Na zdjęciu tata z dzieckiem dyskutują o nowinkach technologicznych
Postęp technologiczny ciągnie za sobą także zmiany społeczne. To, co kiedyś było codziennością, dla dzisiejszej młodzieży jest niezrozumiałe. storyblock.com

Kiedyś to były czasy! Dzwoniło się z budki, internet piszczał przy łączeniu, a kasety trzeba było przewijać, zanim oddało się je do wypożyczalni. Niektóre z tych rzeczy dziś brzmią jak z innej epoki. Dla milenialsów to wspomnienia młodości, dla nastolatków – kompletnie niezrozumiała rzeczywistość.

REKLAMA

Były takie dni, gdy życie płynęło trochę wolniej. Internet piszczał, zanim się połączył, zdjęcia trzeba było wywoływać w zakładzie fotograficznym, a wiadomości zostawiało się na sekretarce. Nie wszystko było łatwe, ale wszystko miało swój rytm. Wtedy wystarczyło jedno hasło, by wszyscy wiedzieli, o co chodzi. Dziś te same zdania brzmią jak cytaty z innej planety.

"Puść sygnał"

Znaczyło np. daj znać, że dotarłeś. Chodziło o to, żeby nie tracić opłat za połączenie. Wystarczało "dać sygnał" (nieodebrane połączenie), żeby druga osoba miała potwierdzenie. Niekiedy używało się całego kodu np. dwa sygnały=jestem na miejscu, a jeden=wychodzę z domu.

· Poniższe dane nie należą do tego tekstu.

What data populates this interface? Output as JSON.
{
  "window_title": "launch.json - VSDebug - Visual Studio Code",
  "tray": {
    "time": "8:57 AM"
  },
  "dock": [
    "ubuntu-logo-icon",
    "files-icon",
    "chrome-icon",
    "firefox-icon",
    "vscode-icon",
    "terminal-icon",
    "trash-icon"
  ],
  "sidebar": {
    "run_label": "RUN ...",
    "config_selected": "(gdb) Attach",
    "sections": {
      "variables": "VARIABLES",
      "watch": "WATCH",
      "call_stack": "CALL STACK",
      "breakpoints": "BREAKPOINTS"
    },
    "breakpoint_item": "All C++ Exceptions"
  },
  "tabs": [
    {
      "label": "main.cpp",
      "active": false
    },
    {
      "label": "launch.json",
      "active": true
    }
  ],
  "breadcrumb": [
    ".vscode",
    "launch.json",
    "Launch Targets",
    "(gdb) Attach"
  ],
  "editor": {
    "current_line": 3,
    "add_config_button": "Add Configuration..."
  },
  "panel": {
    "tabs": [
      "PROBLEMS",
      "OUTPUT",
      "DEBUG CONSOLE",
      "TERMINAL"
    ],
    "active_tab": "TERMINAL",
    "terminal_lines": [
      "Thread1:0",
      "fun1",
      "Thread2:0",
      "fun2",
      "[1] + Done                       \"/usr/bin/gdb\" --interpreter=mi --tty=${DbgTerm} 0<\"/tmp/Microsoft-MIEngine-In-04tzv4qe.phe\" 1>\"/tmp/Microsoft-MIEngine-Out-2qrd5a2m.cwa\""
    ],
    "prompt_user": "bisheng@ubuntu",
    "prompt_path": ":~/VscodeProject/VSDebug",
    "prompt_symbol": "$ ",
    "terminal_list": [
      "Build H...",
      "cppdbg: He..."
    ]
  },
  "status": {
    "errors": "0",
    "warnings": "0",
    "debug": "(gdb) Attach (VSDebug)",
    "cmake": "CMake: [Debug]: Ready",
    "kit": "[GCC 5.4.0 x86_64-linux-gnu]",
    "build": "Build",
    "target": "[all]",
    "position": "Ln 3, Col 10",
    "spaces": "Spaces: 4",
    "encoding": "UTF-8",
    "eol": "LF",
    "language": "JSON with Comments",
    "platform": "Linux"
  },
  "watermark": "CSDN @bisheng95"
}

"Nie wchodź na internet, bo będę dzwonić"

Tak brzmiała domowa logistyka z czasów modemów. Internet i telefon współdzieliły jedną linię. Jeśli ktoś łączył się z siecią, rozmowy były niemożliwe. I wtedy zawsze rozlegał się ten charakterystyczny dźwięk.

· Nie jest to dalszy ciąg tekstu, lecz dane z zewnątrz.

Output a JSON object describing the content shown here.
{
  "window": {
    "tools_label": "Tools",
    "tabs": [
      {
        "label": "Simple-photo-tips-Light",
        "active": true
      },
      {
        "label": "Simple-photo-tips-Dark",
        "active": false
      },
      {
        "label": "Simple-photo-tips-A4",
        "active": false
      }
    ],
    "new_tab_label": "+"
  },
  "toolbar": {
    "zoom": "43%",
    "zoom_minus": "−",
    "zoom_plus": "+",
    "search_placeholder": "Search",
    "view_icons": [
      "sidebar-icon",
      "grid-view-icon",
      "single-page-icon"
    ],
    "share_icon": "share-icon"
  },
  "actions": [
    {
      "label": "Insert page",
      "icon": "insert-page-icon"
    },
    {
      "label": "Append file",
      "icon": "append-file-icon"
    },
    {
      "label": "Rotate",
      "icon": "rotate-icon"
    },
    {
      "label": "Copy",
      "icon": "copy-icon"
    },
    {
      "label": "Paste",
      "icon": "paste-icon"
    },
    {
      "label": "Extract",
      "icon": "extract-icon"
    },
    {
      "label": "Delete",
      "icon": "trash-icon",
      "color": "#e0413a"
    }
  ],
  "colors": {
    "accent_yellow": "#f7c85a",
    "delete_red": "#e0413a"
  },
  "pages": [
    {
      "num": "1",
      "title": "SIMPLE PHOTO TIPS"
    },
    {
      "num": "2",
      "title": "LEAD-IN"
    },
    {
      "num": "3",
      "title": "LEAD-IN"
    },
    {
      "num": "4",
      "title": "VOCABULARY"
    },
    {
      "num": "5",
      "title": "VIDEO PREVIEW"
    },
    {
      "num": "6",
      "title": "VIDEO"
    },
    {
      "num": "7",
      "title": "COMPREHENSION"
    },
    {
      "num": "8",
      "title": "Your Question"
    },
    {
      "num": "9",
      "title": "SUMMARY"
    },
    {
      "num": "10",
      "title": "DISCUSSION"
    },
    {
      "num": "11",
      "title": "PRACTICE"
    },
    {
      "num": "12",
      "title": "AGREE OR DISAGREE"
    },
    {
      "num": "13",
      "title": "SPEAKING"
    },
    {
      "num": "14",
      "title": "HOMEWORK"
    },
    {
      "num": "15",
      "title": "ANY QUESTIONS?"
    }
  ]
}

"Zobacz w telegazecie, o której leci film"

Telegazeta – magiczne miejsce, w którym czekały programy telewizyjne, wyniki Lotto i pogoda. Zanim pojawiły się smartfony i aplikacje, telegazeta była prawdziwym oknem na świat.

"Przewiń kasetę albo przerzuć na stronę B"

Kto nie przewijał kaset ołówkiem, ten nie zna prawdziwego życia. Strona A i B to były dwie nierozłączne połówki muzycznego świata.

"Zostaw wiadomość 'na sekretarce'"

Nie było SMS-ów ani Messengera. Jeśli ktoś nie odbierał telefonu, nagrywało się głosową wiadomość "na sekretarce" i czekało, aż oddzwoni.

"Nie zapomnij przewinąć filmu przed oddaniem do wypożyczalni"

W epoce VHS to był gest kultury i dobrego wychowania, ale też troska o własne finanse. Wypożyczalnie kaset wideo miały nawet specjalne naklejki informujące o tym, że jak nie przewinie się kasety, może za to grozić kara.

"Zadzwonię do ciebie z budki"

Brzmi jak żart, ale to była codzienność. Telefon na żetony, potem na kartę magnetyczną. Kolejki pod budkami, rozmowy na mrozie – czasem przerwane po trzech minutach, bo skończyły się impulsy na karcie.

"Idź do pokoju nauczycielskiego po dziennik"

Papierowy dziennik był świętością. Kto miał go przynieść, czuł się jak wybraniec. Oceny wpisywało się piórem, nie w dzienniku elektronicznym.

"Muszę wywołać zdjęcia z wakacji"

Robiło się 24 albo 36 zdjęć na kliszy i czekało kilka dni, żeby zobaczyć, czy wyszły. Wtedy każde zdjęcie było na wagę złota – nawet te rozmazane, z czerwonymi oczami czy palcem w obiektywie.

"Idę do kafejki internetowej"

Brzmiało jak zaproszenie do innego świata. Ciemne pomieszczenie, niebieskie światło monitorów i rzędy komputerów, na których wysyłało się maile albo pisało na Gadu-Gadu.

Świat, który odszedł bez pożegnania

Dziś te zdania wywołują uśmiech i masę wspomnień. Pokolenie milenialsów dorastało w czasach, które zmieniały się z roku na rok – między kasetą a mp3, między budką telefoniczną a smartfonem. Nie uważacie, że młodość w czasach tak wielkiego skoku technologicznego to dopiero było coś?